2. Discuss the meaning of Harrison Starr's proclamation that it is futile to write an antiwar novel. What does he mean when he asks the narrator, "Why don't you write an anti-glacier book, instead?"
3. The colors of the banners flying on the POW train and the colors of the tent set up for Billy's daughter's wedding are orange and black. What is the significance of these colors in the novel?
4. What is the significance of the colors blue and ivory, used throughout Slaughterhouse-Five? Other than orange, black, blue, and ivory, are there any other colors that carry symbolic weight in the novel? What are these colors' significance?
5. How does Vonnegut interpret Gerhard Muller's comment about their meeting in the future "if the accident will?" Why does Muller use the word "accident" when speaking of the future?
6. Why does Mary O'Hare berate Kurt Vonnegut, assuming that he is going to write a war novel whose heroes could be portrayed in a movie starring John Wayne or Frank Sinatra? What type of characters do these two actors usually portray on film? What is Mary O'Hare worried about?
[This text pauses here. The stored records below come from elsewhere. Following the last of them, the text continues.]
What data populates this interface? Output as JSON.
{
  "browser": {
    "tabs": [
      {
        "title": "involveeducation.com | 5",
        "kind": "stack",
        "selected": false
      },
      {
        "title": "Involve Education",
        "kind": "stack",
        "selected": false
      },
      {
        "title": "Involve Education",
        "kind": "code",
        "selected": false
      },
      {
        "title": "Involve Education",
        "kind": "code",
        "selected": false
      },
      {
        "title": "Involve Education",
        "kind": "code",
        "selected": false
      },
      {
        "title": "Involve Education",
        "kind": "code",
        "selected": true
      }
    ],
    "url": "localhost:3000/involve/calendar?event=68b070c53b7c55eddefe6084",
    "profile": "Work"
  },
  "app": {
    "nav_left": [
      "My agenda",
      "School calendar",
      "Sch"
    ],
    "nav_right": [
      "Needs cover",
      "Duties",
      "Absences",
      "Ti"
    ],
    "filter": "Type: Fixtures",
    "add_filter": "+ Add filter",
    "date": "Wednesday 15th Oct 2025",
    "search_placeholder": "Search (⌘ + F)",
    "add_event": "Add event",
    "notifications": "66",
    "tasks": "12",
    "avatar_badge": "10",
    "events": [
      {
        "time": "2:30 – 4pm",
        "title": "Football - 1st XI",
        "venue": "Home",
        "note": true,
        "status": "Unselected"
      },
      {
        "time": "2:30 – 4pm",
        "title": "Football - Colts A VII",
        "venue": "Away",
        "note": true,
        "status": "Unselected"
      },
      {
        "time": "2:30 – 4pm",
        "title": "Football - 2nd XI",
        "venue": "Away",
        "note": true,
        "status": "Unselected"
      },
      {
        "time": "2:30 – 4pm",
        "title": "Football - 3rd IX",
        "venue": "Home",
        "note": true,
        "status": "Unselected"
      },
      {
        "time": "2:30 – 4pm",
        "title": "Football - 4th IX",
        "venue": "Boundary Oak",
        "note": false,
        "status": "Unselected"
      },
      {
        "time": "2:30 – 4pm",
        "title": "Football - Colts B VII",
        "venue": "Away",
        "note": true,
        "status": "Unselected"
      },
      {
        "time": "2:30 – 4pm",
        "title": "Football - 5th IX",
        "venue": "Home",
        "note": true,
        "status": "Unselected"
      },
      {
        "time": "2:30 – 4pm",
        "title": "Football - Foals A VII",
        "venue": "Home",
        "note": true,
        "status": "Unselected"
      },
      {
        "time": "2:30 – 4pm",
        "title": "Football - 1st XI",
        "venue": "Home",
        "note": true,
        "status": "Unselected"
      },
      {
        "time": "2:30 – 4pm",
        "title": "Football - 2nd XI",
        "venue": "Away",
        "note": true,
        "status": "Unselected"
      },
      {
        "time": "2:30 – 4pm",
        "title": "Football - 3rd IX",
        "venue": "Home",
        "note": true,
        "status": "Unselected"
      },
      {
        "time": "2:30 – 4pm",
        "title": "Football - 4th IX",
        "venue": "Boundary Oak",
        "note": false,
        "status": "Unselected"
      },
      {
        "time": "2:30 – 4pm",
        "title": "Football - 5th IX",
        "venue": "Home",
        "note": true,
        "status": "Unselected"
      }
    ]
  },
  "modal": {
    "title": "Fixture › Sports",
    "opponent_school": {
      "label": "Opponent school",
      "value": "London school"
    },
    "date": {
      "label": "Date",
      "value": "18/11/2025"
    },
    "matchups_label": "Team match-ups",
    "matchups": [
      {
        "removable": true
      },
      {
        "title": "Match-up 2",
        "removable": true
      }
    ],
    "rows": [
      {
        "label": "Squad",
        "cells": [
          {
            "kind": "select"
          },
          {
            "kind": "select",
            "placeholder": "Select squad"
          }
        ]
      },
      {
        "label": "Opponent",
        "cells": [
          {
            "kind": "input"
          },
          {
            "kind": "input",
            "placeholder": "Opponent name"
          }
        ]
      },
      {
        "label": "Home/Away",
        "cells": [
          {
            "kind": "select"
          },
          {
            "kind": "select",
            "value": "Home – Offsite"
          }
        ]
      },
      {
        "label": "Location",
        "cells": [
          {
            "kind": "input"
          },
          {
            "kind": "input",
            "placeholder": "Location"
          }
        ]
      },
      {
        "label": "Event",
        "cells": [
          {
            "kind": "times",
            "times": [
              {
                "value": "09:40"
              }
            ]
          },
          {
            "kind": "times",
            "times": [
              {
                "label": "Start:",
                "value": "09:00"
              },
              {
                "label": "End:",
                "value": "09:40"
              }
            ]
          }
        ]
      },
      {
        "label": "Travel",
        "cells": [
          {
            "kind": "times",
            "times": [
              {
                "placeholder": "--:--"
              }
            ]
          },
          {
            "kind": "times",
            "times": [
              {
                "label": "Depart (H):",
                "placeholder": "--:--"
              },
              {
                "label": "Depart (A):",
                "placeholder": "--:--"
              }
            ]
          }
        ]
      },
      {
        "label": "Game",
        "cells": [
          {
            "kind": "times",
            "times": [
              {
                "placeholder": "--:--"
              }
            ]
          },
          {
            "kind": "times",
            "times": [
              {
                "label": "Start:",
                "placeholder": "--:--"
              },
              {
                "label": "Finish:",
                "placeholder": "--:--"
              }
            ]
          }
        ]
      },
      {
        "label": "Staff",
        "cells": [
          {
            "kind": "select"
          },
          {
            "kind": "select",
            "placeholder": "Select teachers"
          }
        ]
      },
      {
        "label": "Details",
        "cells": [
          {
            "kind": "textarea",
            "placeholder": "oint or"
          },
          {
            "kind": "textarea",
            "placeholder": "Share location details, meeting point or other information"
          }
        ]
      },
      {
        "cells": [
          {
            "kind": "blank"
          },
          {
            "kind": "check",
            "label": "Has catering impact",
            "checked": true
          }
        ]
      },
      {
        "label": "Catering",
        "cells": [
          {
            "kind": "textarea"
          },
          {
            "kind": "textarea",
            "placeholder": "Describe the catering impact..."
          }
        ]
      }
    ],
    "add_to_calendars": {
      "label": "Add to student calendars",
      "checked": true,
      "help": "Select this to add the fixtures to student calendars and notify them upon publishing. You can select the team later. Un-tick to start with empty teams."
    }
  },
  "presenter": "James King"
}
7. In civilian life, Edgar Derby teaches a course called "Contemporary Problems in Western Civilization." In view of Derby's circumstances, why is the title of the course ironic?
8. How does Vonnegut express the Maori's death in terms of Darwinian theory?
9. How does the epigraph relate to Billy Pilgrim? Does the Epigraph relate to any other character in the novel? If so, how? If not, why not?
10. How does the cyclic poem about Yon Yonson relate to the narrative and structural form that Vonnegut uses in his composition of Slaughterhouse-Five?